No answer from the special effect.
“I know,” Beth said. “Sharp enough for what, right? Can’t use it on you, obviously. You’re way too thin to cut.”
She paused, licking lips that felt a little dry. “That is you, isn’t it, Lizzie? You came back, even though it was obvious nobody was missing you. The kids are safer with me. Happier too. You should see all the stuff I’ve bought them. The fun we have. They don’t need you. Nobody ever did.”
She got to her feet slowly. “But you’re never going to believe that, are you? Never going to take the hint. So let me show you something. One mother to another.”
Her heart was beating faster than she would have liked. She refused to admit the possibility that she was afraid of Liz. Liz was, after all, a doormat, a woman who could be relied on to surrender when the going got even a little bit arduous. But Beth wanted her gone all the same. Not conditionally or temporarily, not pushed down into some sinkhole from which she could crawl up again at her leisure. Gone forever.

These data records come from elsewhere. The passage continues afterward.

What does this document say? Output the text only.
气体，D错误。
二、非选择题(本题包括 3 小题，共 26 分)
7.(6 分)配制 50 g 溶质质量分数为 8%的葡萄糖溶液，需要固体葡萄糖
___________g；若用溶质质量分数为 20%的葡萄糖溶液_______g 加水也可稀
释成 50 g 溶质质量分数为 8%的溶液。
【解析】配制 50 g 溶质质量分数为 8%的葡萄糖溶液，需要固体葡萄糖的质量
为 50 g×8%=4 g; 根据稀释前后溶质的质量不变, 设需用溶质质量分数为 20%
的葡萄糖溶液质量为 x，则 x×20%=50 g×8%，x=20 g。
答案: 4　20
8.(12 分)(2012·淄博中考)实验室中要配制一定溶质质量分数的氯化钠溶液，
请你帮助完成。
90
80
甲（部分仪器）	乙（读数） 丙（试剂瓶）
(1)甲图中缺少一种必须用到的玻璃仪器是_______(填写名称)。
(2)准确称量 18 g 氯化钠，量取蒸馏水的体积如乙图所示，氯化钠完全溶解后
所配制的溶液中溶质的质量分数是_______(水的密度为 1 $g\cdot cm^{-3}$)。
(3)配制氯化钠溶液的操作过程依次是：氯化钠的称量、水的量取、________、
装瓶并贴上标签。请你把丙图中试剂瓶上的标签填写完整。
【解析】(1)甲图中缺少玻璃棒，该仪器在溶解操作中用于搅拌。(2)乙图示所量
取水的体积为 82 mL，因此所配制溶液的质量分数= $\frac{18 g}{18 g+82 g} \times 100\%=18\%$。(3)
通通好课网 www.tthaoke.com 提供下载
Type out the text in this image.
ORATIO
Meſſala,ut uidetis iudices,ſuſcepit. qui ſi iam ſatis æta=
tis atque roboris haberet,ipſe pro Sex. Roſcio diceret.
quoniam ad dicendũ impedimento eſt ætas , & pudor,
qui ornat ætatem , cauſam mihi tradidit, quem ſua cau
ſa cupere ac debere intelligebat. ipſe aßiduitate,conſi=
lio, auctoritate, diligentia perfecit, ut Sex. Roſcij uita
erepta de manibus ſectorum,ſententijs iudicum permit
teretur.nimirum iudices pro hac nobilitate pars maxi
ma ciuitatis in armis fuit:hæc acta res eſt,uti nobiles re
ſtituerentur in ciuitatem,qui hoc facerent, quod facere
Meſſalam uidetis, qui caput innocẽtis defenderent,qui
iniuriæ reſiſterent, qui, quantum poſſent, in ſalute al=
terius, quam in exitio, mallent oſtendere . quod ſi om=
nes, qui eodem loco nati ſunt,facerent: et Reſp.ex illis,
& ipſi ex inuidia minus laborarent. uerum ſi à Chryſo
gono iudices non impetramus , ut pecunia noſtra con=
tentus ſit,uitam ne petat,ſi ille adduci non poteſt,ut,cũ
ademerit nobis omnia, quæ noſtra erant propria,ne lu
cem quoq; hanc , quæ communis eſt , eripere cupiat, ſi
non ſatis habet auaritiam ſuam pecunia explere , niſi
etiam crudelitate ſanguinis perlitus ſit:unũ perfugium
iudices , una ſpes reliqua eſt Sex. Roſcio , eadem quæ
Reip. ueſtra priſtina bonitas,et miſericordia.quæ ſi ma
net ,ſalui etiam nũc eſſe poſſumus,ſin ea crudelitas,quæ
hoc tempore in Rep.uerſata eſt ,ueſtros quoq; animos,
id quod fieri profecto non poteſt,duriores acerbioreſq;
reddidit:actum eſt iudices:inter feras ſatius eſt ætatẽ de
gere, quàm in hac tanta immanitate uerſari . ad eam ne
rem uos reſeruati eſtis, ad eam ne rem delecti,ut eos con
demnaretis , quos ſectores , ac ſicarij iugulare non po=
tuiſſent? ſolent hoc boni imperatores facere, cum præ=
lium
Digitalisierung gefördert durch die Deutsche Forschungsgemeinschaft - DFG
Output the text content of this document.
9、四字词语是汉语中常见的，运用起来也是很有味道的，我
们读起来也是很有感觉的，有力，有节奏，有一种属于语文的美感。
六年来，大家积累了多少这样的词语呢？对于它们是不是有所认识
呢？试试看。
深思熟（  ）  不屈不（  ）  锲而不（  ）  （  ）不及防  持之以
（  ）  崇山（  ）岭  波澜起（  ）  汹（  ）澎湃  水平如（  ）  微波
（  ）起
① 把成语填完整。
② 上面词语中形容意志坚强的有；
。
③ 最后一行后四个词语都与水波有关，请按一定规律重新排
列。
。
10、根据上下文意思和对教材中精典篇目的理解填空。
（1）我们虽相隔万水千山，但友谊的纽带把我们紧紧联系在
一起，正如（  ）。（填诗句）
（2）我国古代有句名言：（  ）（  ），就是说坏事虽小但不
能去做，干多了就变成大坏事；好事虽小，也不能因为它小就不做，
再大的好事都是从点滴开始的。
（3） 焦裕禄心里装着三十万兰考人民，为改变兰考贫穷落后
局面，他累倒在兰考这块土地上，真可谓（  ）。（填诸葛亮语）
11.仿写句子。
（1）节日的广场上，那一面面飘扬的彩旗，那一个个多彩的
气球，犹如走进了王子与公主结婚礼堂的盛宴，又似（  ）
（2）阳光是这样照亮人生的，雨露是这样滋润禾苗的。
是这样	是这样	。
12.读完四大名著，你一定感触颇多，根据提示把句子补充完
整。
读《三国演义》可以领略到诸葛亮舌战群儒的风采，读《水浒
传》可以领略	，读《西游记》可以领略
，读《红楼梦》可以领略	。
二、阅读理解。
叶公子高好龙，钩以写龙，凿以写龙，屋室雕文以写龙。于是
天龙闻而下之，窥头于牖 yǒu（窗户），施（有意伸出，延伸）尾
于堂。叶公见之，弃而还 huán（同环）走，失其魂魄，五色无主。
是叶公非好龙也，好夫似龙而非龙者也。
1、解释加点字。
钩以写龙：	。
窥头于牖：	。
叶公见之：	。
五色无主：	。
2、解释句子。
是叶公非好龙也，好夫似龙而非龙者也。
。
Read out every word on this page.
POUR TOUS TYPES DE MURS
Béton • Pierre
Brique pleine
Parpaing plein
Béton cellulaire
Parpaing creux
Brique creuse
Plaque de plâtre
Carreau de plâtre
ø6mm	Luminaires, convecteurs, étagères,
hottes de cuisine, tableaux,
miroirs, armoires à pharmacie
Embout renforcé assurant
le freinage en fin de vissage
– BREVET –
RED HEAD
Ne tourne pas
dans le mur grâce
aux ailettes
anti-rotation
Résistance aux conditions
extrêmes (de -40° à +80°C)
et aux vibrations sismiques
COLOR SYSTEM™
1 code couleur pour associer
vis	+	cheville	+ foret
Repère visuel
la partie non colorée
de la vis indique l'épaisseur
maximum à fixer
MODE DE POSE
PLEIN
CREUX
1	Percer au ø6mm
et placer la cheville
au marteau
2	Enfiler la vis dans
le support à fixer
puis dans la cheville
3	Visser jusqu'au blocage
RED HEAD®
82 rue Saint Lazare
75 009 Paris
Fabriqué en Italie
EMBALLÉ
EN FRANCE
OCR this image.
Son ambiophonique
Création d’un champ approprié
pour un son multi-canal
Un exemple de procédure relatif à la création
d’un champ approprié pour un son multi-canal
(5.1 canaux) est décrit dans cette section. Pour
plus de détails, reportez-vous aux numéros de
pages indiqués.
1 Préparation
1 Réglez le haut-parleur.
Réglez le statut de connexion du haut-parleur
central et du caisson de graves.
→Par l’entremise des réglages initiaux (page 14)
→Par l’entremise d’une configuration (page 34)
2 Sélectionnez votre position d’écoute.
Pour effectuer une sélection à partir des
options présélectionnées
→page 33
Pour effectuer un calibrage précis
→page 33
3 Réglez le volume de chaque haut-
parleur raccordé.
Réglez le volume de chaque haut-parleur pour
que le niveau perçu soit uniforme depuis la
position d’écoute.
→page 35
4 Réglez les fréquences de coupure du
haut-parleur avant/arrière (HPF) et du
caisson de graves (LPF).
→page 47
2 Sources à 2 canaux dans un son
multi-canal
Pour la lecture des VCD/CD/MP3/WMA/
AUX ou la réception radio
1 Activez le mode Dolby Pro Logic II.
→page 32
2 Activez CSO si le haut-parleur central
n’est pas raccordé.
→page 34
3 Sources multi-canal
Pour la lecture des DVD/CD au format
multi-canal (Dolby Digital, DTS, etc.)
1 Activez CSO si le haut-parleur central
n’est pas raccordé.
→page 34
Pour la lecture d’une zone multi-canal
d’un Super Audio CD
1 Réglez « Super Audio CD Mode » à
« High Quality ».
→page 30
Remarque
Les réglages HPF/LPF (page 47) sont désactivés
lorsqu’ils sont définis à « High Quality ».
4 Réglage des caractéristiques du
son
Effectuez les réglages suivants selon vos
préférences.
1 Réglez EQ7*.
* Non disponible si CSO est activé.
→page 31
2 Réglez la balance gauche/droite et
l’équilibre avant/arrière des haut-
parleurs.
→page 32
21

She walked to the door, through it, down the hallway. Past Zac’s door to Molly’s. The stain in the air followed her, although it moved so slowly that it almost seemed to be standing still. Got you good, didn’t I? Beth thought. You can barely even crawl. I bet it took you a month or so just to scrape yourself off the pavement. Why the hell would you think you stand a chance against me now?